Net neutrality ruling protects individuals from companies

On the 26th of February the Federal Communication Commission (FCC) voted 3-2 to keep the internet free and open. This in and of itself is good news for the everyday internet user. It keeps the internet classified as a utility; allowing all users to receive the same amount of access. The ruling makes it so that internet providers cannot slow down the speed of one site because they do not share the same ideals that it expresses.

Net neutrality keeps the internet a level playing field for all users. With the success of net neutrality, smaller startup businesses are able to compete with the bigger companies and prevail.
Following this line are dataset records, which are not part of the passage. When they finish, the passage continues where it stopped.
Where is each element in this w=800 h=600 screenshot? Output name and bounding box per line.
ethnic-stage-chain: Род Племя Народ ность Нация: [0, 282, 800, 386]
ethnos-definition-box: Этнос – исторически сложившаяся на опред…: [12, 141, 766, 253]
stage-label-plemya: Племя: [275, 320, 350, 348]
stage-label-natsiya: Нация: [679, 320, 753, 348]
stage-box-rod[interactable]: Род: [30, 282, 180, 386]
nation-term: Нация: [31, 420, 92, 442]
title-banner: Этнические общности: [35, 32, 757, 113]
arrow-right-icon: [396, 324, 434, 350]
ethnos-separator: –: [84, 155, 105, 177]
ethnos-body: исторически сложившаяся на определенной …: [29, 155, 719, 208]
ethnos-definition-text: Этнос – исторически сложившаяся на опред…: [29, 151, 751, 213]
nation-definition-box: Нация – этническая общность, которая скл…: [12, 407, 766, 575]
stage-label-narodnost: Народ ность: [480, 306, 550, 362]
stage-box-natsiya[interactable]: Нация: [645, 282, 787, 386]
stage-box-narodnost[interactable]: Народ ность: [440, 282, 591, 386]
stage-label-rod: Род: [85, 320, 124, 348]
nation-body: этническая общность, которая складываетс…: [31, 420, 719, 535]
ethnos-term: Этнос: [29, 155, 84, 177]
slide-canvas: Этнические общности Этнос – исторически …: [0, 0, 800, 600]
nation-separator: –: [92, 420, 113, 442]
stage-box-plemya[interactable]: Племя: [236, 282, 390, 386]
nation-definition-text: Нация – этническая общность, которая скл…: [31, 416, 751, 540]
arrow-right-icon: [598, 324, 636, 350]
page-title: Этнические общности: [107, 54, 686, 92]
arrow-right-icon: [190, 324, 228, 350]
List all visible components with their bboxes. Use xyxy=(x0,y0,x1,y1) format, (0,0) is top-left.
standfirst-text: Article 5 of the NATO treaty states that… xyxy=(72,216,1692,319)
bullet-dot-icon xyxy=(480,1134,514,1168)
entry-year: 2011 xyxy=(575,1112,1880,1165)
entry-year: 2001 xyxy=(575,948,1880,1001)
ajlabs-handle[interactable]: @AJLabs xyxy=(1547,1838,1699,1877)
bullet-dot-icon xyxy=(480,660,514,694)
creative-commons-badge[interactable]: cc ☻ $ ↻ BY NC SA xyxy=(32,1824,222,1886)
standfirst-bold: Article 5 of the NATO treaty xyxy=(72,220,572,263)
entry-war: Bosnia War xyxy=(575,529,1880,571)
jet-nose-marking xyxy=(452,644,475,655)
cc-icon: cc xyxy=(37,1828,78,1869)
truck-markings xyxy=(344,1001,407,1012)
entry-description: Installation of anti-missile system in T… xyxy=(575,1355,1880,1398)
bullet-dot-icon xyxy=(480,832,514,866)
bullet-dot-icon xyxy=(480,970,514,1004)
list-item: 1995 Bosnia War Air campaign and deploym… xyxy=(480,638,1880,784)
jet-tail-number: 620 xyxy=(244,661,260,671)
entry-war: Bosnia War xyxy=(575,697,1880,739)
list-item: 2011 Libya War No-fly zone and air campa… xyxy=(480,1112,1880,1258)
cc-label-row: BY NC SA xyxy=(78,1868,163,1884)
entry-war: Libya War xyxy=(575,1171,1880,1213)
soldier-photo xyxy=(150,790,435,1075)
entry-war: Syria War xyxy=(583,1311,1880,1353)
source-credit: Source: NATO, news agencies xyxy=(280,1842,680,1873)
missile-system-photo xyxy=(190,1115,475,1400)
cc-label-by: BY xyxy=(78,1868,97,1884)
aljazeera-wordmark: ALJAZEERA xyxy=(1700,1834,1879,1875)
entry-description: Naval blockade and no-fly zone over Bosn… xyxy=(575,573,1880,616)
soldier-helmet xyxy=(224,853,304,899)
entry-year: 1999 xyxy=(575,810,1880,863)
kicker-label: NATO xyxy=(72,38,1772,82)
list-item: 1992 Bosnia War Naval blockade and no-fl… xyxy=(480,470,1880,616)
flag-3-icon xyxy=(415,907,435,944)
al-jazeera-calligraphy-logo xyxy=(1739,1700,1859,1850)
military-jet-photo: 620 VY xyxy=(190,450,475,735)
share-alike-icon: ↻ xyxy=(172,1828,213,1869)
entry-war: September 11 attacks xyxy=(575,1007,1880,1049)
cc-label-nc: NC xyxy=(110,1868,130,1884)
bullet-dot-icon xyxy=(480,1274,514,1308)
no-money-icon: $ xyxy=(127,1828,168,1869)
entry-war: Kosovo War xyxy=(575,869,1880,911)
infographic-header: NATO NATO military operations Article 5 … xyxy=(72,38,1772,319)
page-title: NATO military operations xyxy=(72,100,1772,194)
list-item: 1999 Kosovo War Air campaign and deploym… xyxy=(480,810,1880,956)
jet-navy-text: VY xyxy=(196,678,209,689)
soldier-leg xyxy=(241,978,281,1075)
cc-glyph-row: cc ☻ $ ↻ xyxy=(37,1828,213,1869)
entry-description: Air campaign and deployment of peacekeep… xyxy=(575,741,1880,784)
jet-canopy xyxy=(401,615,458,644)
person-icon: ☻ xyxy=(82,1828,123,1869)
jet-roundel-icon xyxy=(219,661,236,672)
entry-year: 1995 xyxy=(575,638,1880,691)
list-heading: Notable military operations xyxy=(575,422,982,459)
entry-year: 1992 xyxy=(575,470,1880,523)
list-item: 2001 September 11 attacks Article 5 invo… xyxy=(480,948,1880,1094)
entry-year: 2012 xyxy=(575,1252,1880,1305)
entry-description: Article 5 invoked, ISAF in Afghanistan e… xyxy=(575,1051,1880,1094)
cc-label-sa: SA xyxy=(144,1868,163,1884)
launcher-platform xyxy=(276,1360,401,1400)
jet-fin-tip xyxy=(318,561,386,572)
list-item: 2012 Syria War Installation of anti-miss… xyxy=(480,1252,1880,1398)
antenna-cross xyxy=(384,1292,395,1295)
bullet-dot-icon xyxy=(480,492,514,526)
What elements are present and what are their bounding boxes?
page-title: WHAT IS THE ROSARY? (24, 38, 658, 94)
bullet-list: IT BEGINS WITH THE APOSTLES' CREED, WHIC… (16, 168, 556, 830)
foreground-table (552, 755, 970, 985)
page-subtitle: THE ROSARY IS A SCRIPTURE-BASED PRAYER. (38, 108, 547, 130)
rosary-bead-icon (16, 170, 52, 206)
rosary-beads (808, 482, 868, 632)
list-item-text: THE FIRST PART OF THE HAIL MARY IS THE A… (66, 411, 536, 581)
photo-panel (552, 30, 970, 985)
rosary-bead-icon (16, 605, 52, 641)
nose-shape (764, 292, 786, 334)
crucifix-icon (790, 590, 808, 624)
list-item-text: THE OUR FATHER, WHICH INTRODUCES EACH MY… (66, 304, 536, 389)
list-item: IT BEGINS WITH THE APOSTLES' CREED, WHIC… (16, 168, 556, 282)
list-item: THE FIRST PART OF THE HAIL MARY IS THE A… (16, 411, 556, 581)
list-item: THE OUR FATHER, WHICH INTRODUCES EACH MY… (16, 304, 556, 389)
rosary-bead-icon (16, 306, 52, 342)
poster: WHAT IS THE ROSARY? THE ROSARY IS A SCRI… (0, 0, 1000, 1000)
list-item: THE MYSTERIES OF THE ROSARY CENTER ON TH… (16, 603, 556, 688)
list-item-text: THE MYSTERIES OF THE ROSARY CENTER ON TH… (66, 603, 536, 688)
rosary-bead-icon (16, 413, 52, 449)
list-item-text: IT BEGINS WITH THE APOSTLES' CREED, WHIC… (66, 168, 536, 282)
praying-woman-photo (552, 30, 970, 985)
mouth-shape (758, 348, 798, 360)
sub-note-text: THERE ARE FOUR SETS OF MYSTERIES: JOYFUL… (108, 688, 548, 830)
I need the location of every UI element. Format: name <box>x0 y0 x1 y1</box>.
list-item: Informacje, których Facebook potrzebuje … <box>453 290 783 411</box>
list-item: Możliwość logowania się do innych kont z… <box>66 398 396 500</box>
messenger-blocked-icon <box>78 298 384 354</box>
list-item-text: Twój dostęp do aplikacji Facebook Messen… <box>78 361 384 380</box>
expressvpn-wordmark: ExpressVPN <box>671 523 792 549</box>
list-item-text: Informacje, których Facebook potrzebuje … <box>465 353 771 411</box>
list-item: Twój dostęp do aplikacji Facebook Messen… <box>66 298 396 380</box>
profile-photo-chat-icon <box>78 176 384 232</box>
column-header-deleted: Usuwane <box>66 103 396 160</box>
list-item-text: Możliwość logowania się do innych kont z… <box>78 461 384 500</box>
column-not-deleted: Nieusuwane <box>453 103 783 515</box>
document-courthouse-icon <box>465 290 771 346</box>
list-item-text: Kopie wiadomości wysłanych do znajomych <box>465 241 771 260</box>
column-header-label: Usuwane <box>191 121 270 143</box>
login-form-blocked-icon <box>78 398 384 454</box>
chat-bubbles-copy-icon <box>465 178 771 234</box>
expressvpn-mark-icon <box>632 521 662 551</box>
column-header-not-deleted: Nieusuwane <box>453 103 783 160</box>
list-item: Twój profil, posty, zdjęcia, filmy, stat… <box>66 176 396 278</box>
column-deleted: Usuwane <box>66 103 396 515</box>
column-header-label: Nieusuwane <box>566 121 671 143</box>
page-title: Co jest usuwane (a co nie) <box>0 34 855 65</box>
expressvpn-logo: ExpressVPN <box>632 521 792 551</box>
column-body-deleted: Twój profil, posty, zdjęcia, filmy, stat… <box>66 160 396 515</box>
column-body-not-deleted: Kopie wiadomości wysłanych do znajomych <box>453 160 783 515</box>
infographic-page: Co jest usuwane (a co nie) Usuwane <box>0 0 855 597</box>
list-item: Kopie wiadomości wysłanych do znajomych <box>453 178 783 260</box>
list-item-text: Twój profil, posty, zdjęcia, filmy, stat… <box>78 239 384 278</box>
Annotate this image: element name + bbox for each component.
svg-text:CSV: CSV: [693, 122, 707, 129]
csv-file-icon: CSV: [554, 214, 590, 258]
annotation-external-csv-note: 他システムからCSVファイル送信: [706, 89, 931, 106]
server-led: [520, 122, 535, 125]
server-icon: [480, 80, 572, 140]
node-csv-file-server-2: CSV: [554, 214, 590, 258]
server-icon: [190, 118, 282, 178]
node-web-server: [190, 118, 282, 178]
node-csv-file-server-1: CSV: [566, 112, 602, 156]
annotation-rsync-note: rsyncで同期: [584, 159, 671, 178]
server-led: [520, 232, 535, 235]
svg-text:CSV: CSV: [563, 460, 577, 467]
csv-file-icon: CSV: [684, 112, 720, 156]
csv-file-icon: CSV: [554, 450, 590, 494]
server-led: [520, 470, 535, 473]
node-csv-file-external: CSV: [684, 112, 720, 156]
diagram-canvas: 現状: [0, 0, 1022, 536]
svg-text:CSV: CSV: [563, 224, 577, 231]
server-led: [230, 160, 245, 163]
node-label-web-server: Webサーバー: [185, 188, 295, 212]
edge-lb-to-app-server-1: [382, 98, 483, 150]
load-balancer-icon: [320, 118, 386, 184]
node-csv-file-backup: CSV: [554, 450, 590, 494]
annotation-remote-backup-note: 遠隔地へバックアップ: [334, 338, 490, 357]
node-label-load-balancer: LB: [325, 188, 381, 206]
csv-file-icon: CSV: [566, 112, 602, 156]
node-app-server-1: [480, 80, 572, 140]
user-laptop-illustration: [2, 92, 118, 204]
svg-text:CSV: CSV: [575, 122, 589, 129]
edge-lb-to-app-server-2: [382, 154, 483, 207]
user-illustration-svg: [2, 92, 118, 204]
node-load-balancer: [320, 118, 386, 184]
The movement to keep net neutrality alive is supported both by the big companies like Google, Facebook and Amazon, and the individual people who believe that it should stay the same.

The ruling is not unanimously accepted. The FCC is preparing for an onslaught of lawsuits from the providers like Comcast, Time Warner and American Telephone and Telegraph (AT&T) who opposed net neutrality. The providers claim that the amount of megabytes that are provided to each user is a fair and equal amount, and that the new two tiered system will only make the internet usage better.

Last year, the internet service provider AT&T spent $17,460,000 on anti-net neutrality lobbying in Washington D.C.

This is just the tip of the iceberg that is lobbying in D.C.; reaching a total of  $49,049,000 in anti-net neutrality spending by the top four companies against it.  Those companies are in descending order of the amount of money spent are as follows: National Cable & Telecommunication Assn. at $18,890,000, AT&T Inc. at $17,460,000, Verizon Communications at $15,020,000, and Comcast Corp. at $14,680,000.

Most of those who oppose net neutrality, mainly made up of big service providers, have said that with the announcement of the ruling that they plan to seek legal recourse. Some say that they will look into more lobbying and lawsuits in hopes of getting their wanted two-tier system.

During the days following the announcement of the internet’s reclassification, the GOP was outspoken about their disagreement with the ruling. Over time, the party has split over the issue; some falling on the side of pro-net neutrality, and others on the side of anti-net neutrality.

The current ruling on net neutrality seems to be here to stay, but not without its fair share of opposition. However, without protected net neutrality, our use of the internet would change drastically; changing our modern-day internet focused life.